The Report covers the period 2000-2010 and explains that one of the greatest problems that is faced by trafficking victims is insufficient physical safety and the impossibility to find a job after getting out of the trafficking chain and thus provide for themselves and their families. Trials against traffickers are too long, making it difficult for victims to rebuild their lives after the traumatic experience they have survived.
According to ASTRA victims are under great pressure since they are expected to recover instantly from everything they have survived, testify against the traffickers and make them go to jail.
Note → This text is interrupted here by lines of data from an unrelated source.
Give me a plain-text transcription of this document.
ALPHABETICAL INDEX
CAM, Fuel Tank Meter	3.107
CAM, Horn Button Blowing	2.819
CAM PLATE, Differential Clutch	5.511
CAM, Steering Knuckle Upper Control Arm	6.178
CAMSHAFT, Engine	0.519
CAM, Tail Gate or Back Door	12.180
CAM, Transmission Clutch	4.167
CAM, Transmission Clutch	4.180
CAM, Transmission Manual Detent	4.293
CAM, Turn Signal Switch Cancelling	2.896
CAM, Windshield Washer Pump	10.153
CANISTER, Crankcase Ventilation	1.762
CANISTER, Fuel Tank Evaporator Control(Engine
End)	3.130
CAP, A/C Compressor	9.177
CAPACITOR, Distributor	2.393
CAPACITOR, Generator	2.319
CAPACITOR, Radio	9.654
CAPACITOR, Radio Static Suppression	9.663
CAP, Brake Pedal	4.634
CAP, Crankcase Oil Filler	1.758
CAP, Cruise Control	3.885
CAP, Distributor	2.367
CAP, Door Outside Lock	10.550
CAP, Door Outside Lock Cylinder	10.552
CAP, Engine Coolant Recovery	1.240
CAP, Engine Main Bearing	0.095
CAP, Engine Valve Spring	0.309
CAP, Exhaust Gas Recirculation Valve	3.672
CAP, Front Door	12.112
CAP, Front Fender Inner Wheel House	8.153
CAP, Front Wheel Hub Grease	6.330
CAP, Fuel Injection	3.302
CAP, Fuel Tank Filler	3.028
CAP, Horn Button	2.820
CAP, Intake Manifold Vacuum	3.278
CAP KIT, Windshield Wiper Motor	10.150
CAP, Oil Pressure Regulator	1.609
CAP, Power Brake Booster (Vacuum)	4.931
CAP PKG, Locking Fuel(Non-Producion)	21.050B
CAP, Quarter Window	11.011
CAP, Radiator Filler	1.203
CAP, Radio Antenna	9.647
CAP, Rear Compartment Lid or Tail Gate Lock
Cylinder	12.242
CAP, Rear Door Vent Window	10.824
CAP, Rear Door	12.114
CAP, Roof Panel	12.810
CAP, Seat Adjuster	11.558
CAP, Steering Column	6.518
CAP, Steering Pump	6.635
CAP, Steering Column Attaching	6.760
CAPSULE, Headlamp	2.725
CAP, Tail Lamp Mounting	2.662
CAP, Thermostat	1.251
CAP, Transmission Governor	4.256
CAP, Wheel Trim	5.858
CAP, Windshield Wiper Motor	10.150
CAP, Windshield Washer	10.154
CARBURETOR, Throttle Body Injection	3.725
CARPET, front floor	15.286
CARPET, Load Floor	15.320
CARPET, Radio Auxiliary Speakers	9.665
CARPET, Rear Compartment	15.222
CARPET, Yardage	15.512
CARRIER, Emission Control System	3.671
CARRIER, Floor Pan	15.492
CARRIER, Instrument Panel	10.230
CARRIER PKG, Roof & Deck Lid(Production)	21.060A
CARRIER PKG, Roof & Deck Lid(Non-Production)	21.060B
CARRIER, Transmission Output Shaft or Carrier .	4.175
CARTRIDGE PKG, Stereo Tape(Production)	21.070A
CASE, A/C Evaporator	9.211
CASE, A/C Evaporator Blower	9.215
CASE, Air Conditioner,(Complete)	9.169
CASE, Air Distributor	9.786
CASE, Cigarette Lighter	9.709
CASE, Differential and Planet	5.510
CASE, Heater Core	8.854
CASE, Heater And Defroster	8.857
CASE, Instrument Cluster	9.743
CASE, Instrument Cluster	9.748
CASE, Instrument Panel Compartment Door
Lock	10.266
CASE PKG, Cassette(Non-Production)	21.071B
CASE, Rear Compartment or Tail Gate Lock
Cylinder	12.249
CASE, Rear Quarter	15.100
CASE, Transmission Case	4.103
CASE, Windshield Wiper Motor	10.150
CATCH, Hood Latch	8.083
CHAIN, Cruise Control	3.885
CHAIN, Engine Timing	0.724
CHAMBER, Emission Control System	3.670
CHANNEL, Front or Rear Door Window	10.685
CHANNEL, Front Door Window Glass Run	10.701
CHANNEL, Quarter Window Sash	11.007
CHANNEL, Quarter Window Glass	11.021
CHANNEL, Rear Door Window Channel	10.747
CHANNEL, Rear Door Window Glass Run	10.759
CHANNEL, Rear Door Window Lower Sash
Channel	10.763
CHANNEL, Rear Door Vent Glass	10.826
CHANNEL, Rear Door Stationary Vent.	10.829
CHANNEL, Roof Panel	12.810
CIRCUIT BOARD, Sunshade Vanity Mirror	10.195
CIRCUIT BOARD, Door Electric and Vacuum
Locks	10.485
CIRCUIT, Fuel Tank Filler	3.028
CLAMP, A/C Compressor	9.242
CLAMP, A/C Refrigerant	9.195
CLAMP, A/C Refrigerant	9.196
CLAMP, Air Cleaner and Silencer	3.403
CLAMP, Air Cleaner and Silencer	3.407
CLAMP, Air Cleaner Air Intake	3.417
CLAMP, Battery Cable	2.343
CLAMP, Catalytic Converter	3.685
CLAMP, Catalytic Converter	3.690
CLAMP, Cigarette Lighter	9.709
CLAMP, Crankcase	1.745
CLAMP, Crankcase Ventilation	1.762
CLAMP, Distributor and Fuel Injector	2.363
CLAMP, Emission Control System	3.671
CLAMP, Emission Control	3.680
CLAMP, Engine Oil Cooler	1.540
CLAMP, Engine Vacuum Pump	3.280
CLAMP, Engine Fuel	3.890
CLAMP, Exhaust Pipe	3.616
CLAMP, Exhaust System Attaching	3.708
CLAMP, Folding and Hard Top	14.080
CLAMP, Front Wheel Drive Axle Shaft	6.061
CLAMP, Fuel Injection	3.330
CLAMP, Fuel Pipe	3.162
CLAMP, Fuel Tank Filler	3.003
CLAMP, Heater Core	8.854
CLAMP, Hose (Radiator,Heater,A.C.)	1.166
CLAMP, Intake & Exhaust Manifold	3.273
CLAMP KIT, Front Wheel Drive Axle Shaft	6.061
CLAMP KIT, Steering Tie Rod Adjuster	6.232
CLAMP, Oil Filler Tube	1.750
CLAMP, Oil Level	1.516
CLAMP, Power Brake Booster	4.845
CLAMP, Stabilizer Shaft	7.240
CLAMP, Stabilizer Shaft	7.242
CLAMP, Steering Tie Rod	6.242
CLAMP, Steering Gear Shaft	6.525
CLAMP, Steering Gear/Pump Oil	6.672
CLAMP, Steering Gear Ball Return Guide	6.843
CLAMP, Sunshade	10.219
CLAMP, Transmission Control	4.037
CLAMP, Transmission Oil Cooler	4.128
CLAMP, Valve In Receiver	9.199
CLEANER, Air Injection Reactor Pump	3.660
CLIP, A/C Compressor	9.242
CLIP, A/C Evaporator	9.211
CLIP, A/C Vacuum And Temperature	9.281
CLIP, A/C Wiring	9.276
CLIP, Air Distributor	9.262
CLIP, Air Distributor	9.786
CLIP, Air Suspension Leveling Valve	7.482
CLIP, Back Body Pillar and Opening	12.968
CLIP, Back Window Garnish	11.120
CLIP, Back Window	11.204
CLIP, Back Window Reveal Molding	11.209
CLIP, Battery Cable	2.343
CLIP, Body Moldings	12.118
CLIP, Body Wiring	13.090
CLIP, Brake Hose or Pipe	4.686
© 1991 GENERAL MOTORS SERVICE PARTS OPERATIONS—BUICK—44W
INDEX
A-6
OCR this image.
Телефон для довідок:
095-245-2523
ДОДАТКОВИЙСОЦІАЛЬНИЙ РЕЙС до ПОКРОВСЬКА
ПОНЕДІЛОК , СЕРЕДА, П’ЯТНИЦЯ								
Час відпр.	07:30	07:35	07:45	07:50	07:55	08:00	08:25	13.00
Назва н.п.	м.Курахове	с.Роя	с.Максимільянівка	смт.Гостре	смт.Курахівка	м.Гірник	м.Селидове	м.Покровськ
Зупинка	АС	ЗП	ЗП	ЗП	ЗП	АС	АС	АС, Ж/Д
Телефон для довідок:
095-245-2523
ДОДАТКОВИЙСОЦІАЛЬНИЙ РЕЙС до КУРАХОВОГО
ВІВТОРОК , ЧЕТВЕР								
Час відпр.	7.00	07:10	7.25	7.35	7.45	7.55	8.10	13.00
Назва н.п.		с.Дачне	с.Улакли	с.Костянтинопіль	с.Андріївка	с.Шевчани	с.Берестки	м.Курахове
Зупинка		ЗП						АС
One of the recommendations in the Report is to simplify the procedure for victims’ for obtaining financial social assistance and to improve their access to health care.
- Source: www.astra.org.rs/eng/?p=893
- The full report can be downloaded here
ASTRA is currently implementing a 3-year MATRA project called ‘Promotion of the Rights of Trafficked Persons in Serbia with Emphasis on Legal Support – A Human Rights Based Approach’, together with the Netherlands Helsinki Committee.
Through this project the project partners aim to improve the human rights of trafficked persons in Serbia by timely informing the victims of their rights as victims and witnesses. The project also aims at proper representation of victims in criminal and civil procedures.
One of the activities is an intensive training for a group of 30 lawyers from all over Serbia in proper representation of trafficking victims in criminal, civil and other proceedings before domestic and international courts.